Sheldon director leaving for New York museum
L. Kent Wolgamott / Lincoln Journal Star
(December 13, 2013)Jorge Daniel Veneciano is leaving the Sheldon Museum of Art to become director of New York’s El Museo del Barrio.
Veneciano, who has been Sheldon’s director since 2008, will begin work in his new position on March 1.
"I have mixed feelings about leaving Sheldon because I absolutely love this museum," Veneciano said. "I have been afforded another wonderful opportunity and I will pursue it. It is the leading Latin American museum in the country."
University of Nebraska-Lincoln Chancellor Harvey Perlman complimented Veneciano's work at the university's art museum and said a search for his replacement will begin next year.
“For the past five years, Daniel has been a groundbreaking leader for the Sheldon,” Perlman said in a prepared statement. “His knowledge of and commitment to modern and transnational art will serve him well in his new role. He will be missed and we wish him the very best.
“We will conduct a national search for a director in early 2014. The Sheldon is a world class museum of art and we expect to attract world class candidates for this position.”
Veneciano was in New York on Friday. In addition to meeting with El Museo staff, he was interviewing candidates for the Sheldon curator position that opened recently when Brandon Ruud, curator of transnational American art, left the museum.
"I want to make sure everything is in place so the museum can run smoothly in the interim while they are finding my successor," Veneciano said. "That includes having a new curator."
Ruud’s position was created by Veneciano, who implemented a transnational approach to the museum’s collecting and exhibition programming.
Under that emphasis, Veneciano established and purchased art for an “African American Masters Collection” and acquired work by Latino and female artists, including Lee Krasner’s “Invocation,” the most significant acquisition of his tenure.
Veneciano also curated major exhibitions drawn from the Sheldon collection, including last year’s “The Geometric Unconscious” and “Its Surreal Thing: The Temptation of Objects,” which is now on view.
He earned national attention for the museum through the “Year of the Woman” programming in 2011 and the 50th anniversary celebration of the Philip Johnson-designed building by removing the artwork to create “The Naked Museum.”

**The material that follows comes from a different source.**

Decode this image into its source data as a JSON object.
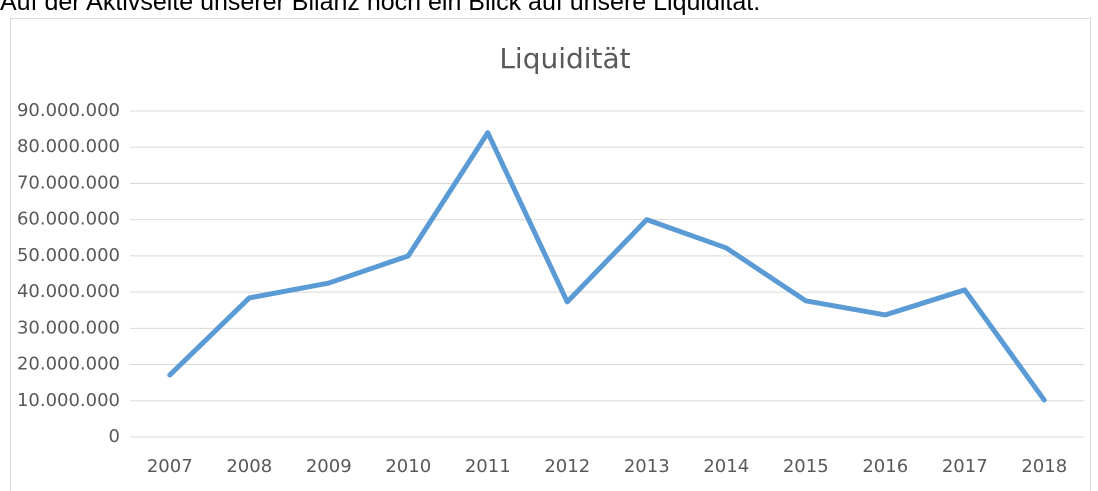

A proposed Haymarket expansion of Sheldon was designed by top international architect Zaha Hadid under a 2009 commission arranged by Veneciano. Funding for that project, originally estimated at $12.5 million, has not been found. If it occurs, the expansion will be built entirely through donations.
Veneciano also began “artland,” a twice-yearly magazine devoted to arts in Nebraska, and emphasized Sheldon’s connection with the community, creating a curator of civic involvement and inviting community groups to take part in museum exhibitions.
El Museo del Barrio, in East Harlem, has an annual budget of more than $5 million.
El Museo del Barrio has had a turbulent year, with eight layoffs from its 41-person staff, two-month staff furloughs and a cutback in its days of operations from six to four, according to The New York Times. El Museo’s chief curator, deputy executive director and development director all recently left the museum.
Tony Bechara, chairman of the El Museo board, told The New York Times that Veneciano had “a broad, inclusive vision that will make El Museo a center of pride in our community and a source of cultural influence and inspiration in New York and around the world.”
Veneciano will be returning to the area where he spent much of his professional career. He came to Sheldon from New Brunswick, N.J., where he was director of Rutgers University’s Paul Robeson Galleries from 2005 to 2008. He was curator of exhibitions at the Studio Museum in Harlem from 1994 to 1999 and earned his doctorate at Columbia University.